More openness can work beneficially in hospitals too. For example, hospitals remain leery about reporting medical errors and are burdened with patient records privacy laws.
“If the incentives exist not to report medical errors, then it’s like putting a gun to your head,” he said. “The only way to stop medical errors is if you know about them. You can’t prioritize activities or figure out ways to do things better without openness. You have to start with the right incentives for people to report them.”
Elliot draws an example from New York taxicab accident rates. “Ten years ago we didn’t have little red lights on the backs of cars at eye level when the brakes were hit,” he said. “Taxicabs in New York which had those extra brake lights had lower accident rates. Lo and behold, now all cars have those brake lights at eye level and it has improved overall accident rates.”
The same holds true for errors at hospitals.
“This is a ‘duh’ moment: Medicaid is not going to reimburse extra costs associated with errors that could have been prevented. If your medical error is preventable, that’s costing you money, you’ll fix it. Get the incentives right to propagate the improvements,” he said.
The bottom line goal of the report is to get all of the sectors of the American healthcare system on board with the idea of sharing information, which would provide more possibilities for contributions of expertise and energy.

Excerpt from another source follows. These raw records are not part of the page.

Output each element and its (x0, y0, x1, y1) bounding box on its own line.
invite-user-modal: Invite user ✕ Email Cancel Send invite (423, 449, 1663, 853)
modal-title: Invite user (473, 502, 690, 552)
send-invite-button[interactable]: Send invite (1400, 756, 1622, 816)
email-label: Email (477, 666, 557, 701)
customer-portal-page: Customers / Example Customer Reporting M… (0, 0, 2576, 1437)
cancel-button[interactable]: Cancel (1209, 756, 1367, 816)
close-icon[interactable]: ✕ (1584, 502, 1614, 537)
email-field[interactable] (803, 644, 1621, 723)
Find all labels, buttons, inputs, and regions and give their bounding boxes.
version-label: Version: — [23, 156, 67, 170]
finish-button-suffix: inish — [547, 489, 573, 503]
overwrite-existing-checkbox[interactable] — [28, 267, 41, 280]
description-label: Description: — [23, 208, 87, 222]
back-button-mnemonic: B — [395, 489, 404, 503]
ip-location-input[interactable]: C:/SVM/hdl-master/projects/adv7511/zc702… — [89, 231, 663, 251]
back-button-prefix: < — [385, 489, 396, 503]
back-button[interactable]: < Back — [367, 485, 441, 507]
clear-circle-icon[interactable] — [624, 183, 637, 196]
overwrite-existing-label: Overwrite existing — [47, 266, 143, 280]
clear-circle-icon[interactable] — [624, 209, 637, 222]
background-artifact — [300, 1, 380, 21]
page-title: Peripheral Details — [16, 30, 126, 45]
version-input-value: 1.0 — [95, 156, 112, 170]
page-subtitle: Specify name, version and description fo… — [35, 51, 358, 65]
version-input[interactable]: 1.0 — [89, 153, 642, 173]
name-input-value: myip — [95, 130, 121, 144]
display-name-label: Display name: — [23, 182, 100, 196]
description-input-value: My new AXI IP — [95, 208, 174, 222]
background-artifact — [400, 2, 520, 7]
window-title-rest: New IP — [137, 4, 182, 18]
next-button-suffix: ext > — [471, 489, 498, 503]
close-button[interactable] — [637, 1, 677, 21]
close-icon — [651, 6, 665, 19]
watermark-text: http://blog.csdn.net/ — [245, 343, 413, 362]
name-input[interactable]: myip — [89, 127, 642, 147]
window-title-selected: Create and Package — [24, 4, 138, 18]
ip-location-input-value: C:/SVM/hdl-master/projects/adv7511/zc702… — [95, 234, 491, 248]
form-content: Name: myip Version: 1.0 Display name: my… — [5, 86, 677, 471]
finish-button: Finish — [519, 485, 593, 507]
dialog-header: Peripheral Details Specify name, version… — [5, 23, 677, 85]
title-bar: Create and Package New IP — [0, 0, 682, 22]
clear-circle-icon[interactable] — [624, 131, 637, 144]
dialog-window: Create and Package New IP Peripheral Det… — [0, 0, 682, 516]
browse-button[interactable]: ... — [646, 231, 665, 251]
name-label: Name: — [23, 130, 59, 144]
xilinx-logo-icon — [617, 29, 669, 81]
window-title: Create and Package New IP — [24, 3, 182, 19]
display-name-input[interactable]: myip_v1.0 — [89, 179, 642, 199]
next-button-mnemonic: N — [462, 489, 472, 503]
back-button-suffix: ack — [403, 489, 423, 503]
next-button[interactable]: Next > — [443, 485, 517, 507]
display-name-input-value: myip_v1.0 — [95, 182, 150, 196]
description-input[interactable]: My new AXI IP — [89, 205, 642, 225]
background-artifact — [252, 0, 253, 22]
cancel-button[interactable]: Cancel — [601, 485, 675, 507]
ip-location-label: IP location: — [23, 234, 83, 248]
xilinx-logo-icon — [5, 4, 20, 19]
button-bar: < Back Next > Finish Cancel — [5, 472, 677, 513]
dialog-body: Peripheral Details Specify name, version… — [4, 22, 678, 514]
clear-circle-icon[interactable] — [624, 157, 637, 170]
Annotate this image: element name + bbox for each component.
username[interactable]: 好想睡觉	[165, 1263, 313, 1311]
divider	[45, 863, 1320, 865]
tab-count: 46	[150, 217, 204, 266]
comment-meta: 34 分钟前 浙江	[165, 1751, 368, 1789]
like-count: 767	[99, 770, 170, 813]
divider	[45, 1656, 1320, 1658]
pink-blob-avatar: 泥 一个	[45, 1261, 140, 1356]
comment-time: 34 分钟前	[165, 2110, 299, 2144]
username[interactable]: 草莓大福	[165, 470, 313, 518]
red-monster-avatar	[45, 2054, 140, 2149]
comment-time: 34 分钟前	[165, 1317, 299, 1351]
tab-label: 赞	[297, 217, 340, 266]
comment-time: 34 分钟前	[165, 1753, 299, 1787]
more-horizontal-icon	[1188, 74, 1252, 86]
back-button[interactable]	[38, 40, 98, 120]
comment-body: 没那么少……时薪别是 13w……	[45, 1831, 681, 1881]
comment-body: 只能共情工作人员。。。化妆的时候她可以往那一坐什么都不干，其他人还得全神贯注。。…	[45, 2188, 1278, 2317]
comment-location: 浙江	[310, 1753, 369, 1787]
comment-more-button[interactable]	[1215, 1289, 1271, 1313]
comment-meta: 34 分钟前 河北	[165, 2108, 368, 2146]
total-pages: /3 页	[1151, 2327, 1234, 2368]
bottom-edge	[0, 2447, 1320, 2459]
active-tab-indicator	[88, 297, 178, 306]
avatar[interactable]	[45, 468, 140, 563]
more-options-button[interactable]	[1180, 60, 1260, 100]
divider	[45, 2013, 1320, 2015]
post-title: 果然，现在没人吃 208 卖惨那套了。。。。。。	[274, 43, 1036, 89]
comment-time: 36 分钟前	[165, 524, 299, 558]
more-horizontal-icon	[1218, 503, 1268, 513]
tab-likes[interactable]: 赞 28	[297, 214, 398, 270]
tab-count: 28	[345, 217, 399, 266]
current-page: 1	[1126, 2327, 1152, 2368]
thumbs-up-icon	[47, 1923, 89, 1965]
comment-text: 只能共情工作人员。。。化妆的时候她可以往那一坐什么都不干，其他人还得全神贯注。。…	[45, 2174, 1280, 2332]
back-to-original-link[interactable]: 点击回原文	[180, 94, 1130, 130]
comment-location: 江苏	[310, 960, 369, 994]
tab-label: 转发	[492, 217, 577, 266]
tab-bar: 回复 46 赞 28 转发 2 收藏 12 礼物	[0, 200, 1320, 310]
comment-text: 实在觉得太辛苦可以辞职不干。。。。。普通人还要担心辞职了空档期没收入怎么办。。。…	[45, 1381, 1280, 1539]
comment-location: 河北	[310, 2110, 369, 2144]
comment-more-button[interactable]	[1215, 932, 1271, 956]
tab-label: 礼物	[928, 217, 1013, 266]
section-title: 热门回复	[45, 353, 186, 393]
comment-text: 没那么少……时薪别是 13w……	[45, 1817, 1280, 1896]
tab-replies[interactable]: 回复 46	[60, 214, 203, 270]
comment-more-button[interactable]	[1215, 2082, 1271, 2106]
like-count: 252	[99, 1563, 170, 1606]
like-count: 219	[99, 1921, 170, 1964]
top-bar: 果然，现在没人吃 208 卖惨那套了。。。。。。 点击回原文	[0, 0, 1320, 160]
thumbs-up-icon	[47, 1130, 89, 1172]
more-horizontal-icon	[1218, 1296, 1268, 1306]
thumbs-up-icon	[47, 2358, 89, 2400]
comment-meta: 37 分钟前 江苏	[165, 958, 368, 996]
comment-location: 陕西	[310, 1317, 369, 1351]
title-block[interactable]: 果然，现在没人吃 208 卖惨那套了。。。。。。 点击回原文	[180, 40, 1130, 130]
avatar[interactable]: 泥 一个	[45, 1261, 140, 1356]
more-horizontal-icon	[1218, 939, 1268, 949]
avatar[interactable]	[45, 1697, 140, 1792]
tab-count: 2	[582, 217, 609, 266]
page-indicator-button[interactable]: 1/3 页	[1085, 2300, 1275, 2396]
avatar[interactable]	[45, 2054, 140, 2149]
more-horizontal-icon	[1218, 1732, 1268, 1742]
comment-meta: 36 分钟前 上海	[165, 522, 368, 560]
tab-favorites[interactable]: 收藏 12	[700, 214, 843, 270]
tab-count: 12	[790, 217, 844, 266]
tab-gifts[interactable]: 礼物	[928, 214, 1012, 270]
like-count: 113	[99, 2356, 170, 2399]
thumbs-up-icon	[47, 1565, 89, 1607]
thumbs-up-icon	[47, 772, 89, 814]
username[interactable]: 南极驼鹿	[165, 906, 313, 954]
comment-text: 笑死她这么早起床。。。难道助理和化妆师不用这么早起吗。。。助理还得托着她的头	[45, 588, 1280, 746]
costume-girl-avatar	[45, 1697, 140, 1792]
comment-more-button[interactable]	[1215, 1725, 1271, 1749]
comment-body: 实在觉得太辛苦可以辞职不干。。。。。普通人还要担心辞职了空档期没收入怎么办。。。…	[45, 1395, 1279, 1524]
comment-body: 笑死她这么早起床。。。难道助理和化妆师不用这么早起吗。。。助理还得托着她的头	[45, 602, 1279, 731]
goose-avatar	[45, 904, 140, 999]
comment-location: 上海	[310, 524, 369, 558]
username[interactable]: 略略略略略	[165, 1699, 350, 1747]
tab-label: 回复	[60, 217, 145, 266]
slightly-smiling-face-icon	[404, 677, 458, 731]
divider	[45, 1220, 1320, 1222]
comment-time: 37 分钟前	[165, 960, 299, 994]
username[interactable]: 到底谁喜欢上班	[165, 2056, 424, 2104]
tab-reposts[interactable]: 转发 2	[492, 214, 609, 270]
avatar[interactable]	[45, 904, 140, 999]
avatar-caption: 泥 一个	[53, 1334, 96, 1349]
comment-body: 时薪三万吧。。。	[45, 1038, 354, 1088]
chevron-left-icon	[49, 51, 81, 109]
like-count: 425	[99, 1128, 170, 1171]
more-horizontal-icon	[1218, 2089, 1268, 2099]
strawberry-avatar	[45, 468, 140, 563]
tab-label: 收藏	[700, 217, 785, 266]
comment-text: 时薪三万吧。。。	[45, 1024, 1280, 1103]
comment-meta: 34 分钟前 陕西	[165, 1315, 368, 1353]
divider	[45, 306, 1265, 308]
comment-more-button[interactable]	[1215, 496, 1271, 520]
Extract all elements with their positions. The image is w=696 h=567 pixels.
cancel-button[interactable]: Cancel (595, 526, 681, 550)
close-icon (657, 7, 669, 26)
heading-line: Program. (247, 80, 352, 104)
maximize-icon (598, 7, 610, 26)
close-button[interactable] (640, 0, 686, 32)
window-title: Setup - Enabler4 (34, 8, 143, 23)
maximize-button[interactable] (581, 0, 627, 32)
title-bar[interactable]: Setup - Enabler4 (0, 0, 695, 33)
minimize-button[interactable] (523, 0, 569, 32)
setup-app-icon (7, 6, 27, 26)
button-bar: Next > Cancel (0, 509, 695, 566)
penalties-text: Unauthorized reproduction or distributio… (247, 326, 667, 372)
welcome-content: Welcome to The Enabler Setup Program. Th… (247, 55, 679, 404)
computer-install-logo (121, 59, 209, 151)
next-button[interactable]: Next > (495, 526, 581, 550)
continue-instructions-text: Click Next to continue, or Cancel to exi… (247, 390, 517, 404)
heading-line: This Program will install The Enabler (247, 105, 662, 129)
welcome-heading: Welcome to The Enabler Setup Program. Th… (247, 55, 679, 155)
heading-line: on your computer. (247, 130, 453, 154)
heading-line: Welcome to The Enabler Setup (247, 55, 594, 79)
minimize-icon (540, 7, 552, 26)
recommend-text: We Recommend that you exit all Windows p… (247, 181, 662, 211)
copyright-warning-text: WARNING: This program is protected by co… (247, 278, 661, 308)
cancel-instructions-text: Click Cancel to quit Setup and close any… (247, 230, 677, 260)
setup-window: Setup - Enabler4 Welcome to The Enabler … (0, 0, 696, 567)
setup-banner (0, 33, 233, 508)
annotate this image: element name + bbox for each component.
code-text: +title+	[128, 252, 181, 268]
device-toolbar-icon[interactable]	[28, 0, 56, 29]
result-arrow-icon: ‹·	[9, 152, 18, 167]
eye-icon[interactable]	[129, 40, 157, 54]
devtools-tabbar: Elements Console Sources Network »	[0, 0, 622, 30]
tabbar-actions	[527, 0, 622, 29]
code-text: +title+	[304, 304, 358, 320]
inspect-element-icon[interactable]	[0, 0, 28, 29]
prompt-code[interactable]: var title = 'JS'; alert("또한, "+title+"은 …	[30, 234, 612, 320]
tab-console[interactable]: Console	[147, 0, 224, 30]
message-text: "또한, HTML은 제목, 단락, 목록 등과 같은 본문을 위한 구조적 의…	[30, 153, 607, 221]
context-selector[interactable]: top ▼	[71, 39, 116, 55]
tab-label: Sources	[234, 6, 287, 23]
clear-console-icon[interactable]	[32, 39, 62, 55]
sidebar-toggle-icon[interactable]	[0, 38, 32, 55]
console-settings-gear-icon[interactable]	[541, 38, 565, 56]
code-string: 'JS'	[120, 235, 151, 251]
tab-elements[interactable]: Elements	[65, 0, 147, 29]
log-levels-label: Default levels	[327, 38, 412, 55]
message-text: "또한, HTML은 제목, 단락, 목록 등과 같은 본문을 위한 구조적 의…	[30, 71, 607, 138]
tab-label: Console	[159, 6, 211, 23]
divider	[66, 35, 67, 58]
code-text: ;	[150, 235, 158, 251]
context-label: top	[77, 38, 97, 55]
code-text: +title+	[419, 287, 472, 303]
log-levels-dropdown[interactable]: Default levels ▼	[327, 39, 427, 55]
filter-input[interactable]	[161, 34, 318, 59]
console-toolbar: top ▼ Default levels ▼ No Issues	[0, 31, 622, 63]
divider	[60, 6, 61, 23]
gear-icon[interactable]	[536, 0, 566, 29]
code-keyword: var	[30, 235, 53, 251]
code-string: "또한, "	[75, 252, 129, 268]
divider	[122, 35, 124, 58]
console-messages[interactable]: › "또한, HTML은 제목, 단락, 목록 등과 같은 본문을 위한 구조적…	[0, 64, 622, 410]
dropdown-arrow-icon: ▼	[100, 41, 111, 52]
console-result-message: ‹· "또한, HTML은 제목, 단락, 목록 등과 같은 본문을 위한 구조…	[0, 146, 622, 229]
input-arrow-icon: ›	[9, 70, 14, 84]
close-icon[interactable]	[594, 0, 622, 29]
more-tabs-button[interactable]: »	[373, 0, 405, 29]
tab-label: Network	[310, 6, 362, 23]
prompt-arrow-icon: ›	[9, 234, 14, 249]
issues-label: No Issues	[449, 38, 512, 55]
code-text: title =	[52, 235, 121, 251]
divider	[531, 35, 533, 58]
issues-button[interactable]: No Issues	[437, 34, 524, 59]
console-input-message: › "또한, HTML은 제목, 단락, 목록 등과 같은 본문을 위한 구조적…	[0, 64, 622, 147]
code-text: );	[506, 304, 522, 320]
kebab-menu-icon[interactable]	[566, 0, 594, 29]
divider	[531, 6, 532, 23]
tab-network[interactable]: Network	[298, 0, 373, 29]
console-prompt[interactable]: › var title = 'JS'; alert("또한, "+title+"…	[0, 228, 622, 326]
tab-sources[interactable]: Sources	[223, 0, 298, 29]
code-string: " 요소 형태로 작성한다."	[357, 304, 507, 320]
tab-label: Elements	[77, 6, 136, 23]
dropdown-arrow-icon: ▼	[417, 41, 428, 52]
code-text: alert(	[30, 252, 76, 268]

“Greater disclosure raises issues such as the potential for misinterpretation of reports and the gaming of FDA processes by competitors,” according to the report. “But these possibilities are outweighed by the gains from having the active participation of patients and practitioners who experience adverse reactions on medicine’s front lines.”
Other than stimulating thought, where does CED and the report go from here?
“We wanted to show that there’s a common theme in healthcare,” Elliot said. “Now, we’ll put together an agenda to show these linkages, make specific public policy recommendations and hope that we can build an agenda for openness.”